Makeovers can be part of a solution for some of these people, because after we are finished with them, clients who have suffered abuse might be able to look at themselves in the mirror and, with conviction, tell the person looking back at them that anybody who looks like she does deserves to be cherished rather than battered.
Of course, people should be loved and not abused no matter how they look, but for some of my clients, the improvement in their appearance encourages a corresponding increase in self-worth.
Assisting people to repair broken self-images is only one part of my mission since most of my clients don’t have problems in this area, of course. My other purpose — the core of my mission — is in helping clients meet their personal goals, whatever they are.
I’ve had clients trying to further their careers, prepare for a reunion, or recover from a divorce. One of my makeovers isn’t a complete solution for any of these challenges, but it can play an important role in helping clients to succeed in whatever they’re trying to do.

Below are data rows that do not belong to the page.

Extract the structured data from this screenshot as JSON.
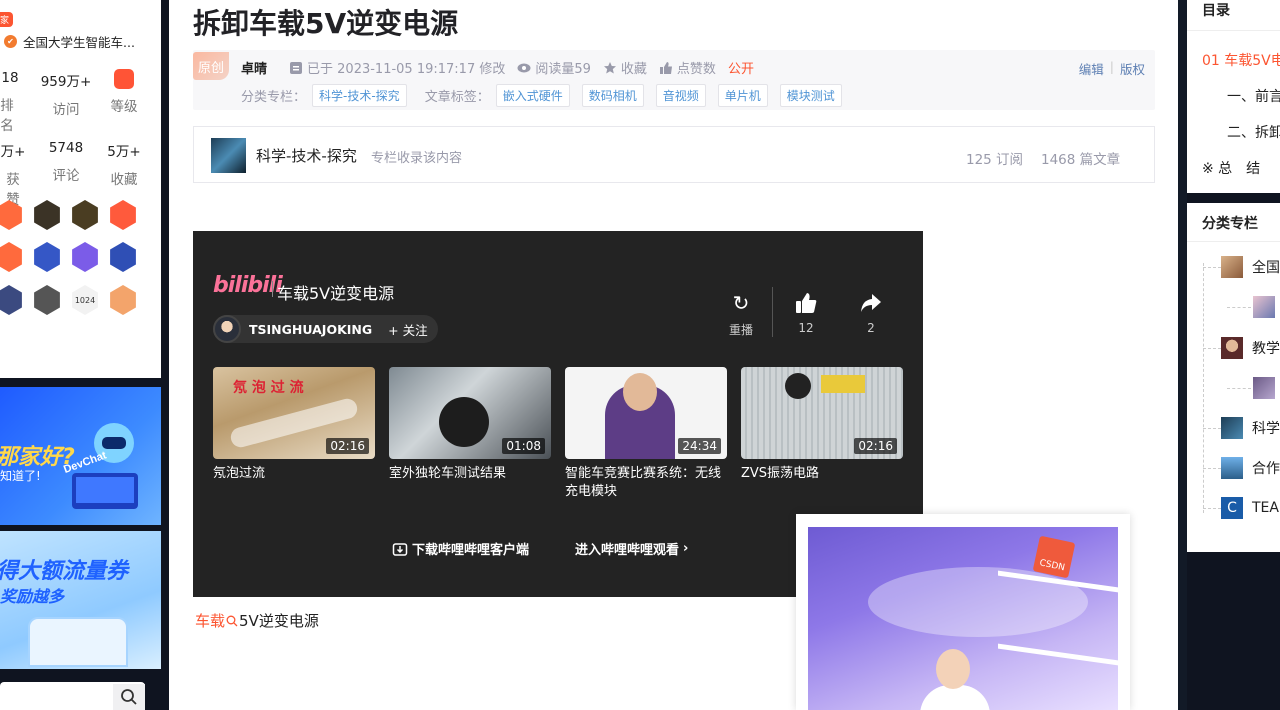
{
  "left": {
    "badge": "家",
    "competition": "全国大学生智能车...",
    "stats_row1": [
      {
        "value": "18",
        "label": "排名"
      },
      {
        "value": "959万+",
        "label": "访问"
      },
      {
        "value": "",
        "label": "等级"
      }
    ],
    "stats_row2": [
      {
        "value": "万+",
        "label": "获赞"
      },
      {
        "value": "5748",
        "label": "评论"
      },
      {
        "value": "5万+",
        "label": "收藏"
      }
    ],
    "medal_1024": "1024",
    "promo1_title": "那家好?",
    "promo1_sub": "知道了!",
    "promo1_brand": "DevChat",
    "promo2_title": "得大额流量券",
    "promo2_sub": "奖励越多"
  },
  "article": {
    "title": "拆卸车载5V逆变电源",
    "original_tag": "原创",
    "author": "卓晴",
    "modified": "已于 2023-11-05 19:17:17 修改",
    "reads": "阅读量59",
    "favorite": "收藏",
    "like": "点赞数",
    "visibility": "公开",
    "edit": "编辑",
    "copyright": "版权",
    "column_label": "分类专栏：",
    "column_tags": [
      "科学-技术-探究"
    ],
    "article_label": "文章标签：",
    "article_tags": [
      "嵌入式硬件",
      "数码相机",
      "音视频",
      "单片机",
      "模块测试"
    ]
  },
  "column_card": {
    "name": "科学-技术-探究",
    "desc": "专栏收录该内容",
    "subs": "125 订阅",
    "articles": "1468 篇文章"
  },
  "player": {
    "logo": "bilibili",
    "title": "车载5V逆变电源",
    "uploader": "TSINGHUAJOKING",
    "follow": "+ 关注",
    "replay": "重播",
    "likes": "12",
    "shares": "2",
    "videos": [
      {
        "title": "氖泡过流",
        "duration": "02:16"
      },
      {
        "title": "室外独轮车测试结果",
        "duration": "01:08"
      },
      {
        "title": "智能车竞赛比赛系统：无线充电模块",
        "duration": "24:34"
      },
      {
        "title": "ZVS振荡电路",
        "duration": "02:16"
      }
    ],
    "download": "下载哔哩哔哩客户端",
    "watch": "进入哔哩哔哩观看"
  },
  "hot_search": {
    "keyword": "车载",
    "rest": "5V逆变电源"
  },
  "ad": {
    "box_label": "CSDN"
  },
  "toc": {
    "header": "目录",
    "items": [
      "01 车载5V电",
      "一、前言",
      "二、拆卸",
      "※ 总　结"
    ]
  },
  "categories": {
    "header": "分类专栏",
    "items": [
      "全国",
      "",
      "教学",
      "",
      "科学",
      "合作",
      "TEA"
    ]
  },
  "colors": {
    "accent": "#fc5531",
    "link": "#5094d5",
    "bili": "#fb7299"
  }
}
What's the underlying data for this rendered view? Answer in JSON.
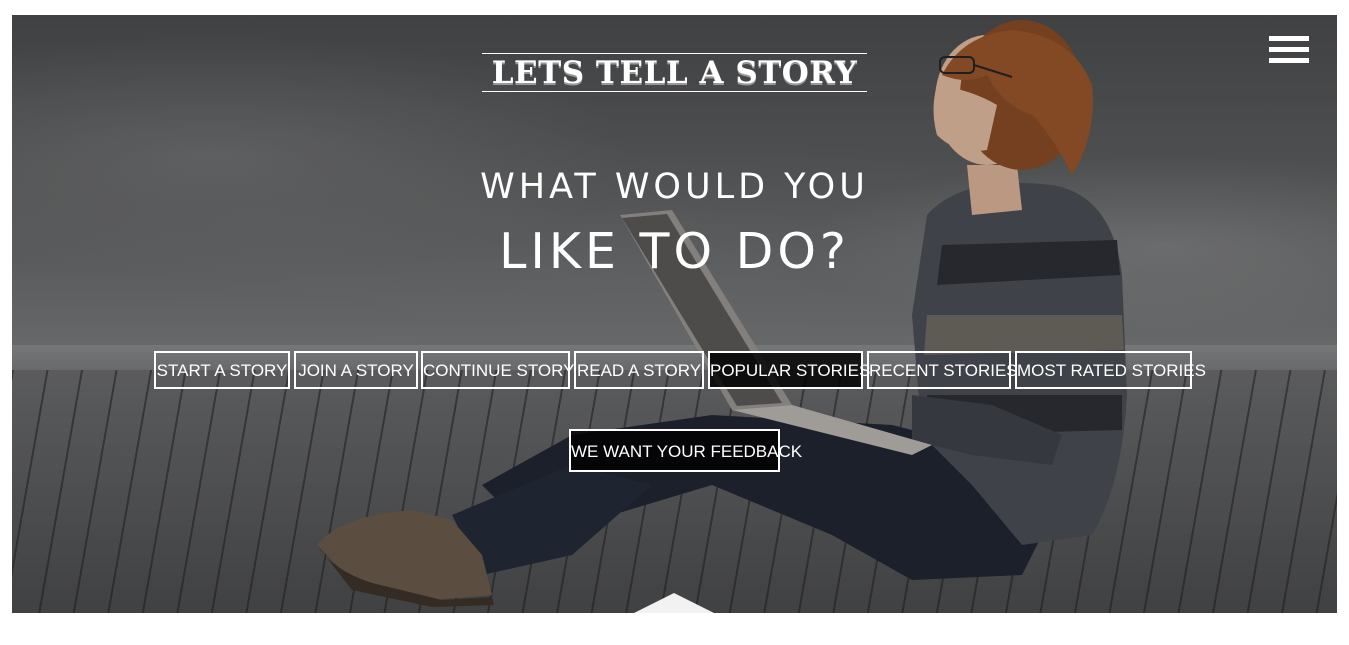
{
  "header": {
    "logo_text": "LETS TELL A STORY",
    "menu_icon": "hamburger-menu-icon"
  },
  "hero": {
    "headline_line1": "WHAT WOULD YOU",
    "headline_line2": "LIKE TO DO?"
  },
  "actions": {
    "start_story": "START A STORY",
    "join_story": "JOIN A STORY",
    "continue_story": "CONTINUE STORY",
    "read_story": "READ A STORY",
    "popular_stories": "POPULAR STORIES",
    "recent_stories": "RECENT STORIES",
    "most_rated_stories": "MOST RATED STORIES",
    "feedback": "WE WANT YOUR FEEDBACK"
  },
  "colors": {
    "button_border": "#ffffff",
    "button_dark_bg": "#111111",
    "page_background": "#ffffff"
  }
}
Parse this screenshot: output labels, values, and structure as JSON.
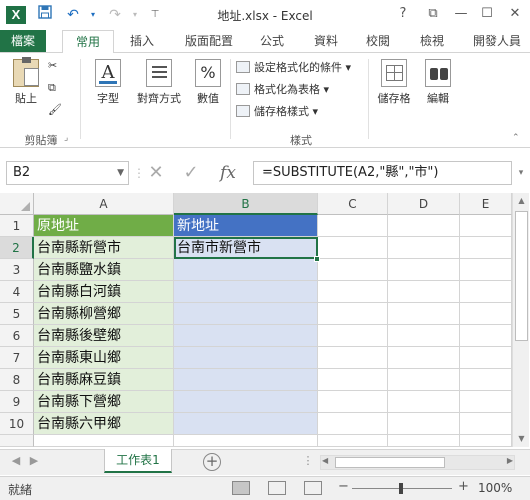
{
  "app": {
    "window_title": "地址.xlsx - Excel",
    "logo": "X",
    "help": "?",
    "restore": "⧉",
    "minimize": "—",
    "maximize": "☐",
    "close": "✕"
  },
  "ribbon_tabs": [
    "檔案",
    "常用",
    "插入",
    "版面配置",
    "公式",
    "資料",
    "校閱",
    "檢視",
    "開發人員"
  ],
  "ribbon": {
    "paste": "貼上",
    "clipboard_group": "剪貼簿",
    "font": "字型",
    "alignment": "對齊方式",
    "number": "數值",
    "conditional_format": "設定格式化的條件",
    "format_as_table": "格式化為表格",
    "cell_styles": "儲存格樣式",
    "styles_group": "樣式",
    "cells": "儲存格",
    "editing": "編輯"
  },
  "formula_bar": {
    "name_box": "B2",
    "fx": "fx",
    "formula": "=SUBSTITUTE(A2,\"縣\",\"市\")"
  },
  "columns": [
    "A",
    "B",
    "C",
    "D",
    "E"
  ],
  "rows": [
    "1",
    "2",
    "3",
    "4",
    "5",
    "6",
    "7",
    "8",
    "9",
    "10"
  ],
  "cells": {
    "A": [
      "原地址",
      "台南縣新營市",
      "台南縣鹽水鎮",
      "台南縣白河鎮",
      "台南縣柳營鄉",
      "台南縣後壁鄉",
      "台南縣東山鄉",
      "台南縣麻豆鎮",
      "台南縣下營鄉",
      "台南縣六甲鄉"
    ],
    "B": [
      "新地址",
      "台南市新營市",
      "",
      "",
      "",
      "",
      "",
      "",
      "",
      ""
    ]
  },
  "sheet_tab": "工作表1",
  "status": {
    "ready": "就緒",
    "zoom": "100%"
  },
  "colors": {
    "excel_green": "#217346",
    "header_a": "#70ad47",
    "header_b": "#4472c4",
    "fill_a": "#e2efda",
    "fill_b": "#d9e1f2"
  }
}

A few years ago I began moonlighting by making over rooms for people. I do interior decorating, custom painting, and accessorizing people’s living spaces.
I could quit doing makeovers with people and begin doing interior decorating as a fulltime occupation. But as much fun as I have making over a room, the payoff isn’t the same. My clients in that business seem to be pleased with the results of my efforts, but the building itself is never happy because of what it has become.
A house can’t look at itself in the mirror and cry tears of delight. It can’t hug me and say, “Thanks so much! You’ve changed my life!”
That kind of experience is the greatest thing about Trés Jolie Salon. It is one of the greatest things of my life!
In my opinion, that’s what life is about — helping people feel good about themselves and building self-esteem.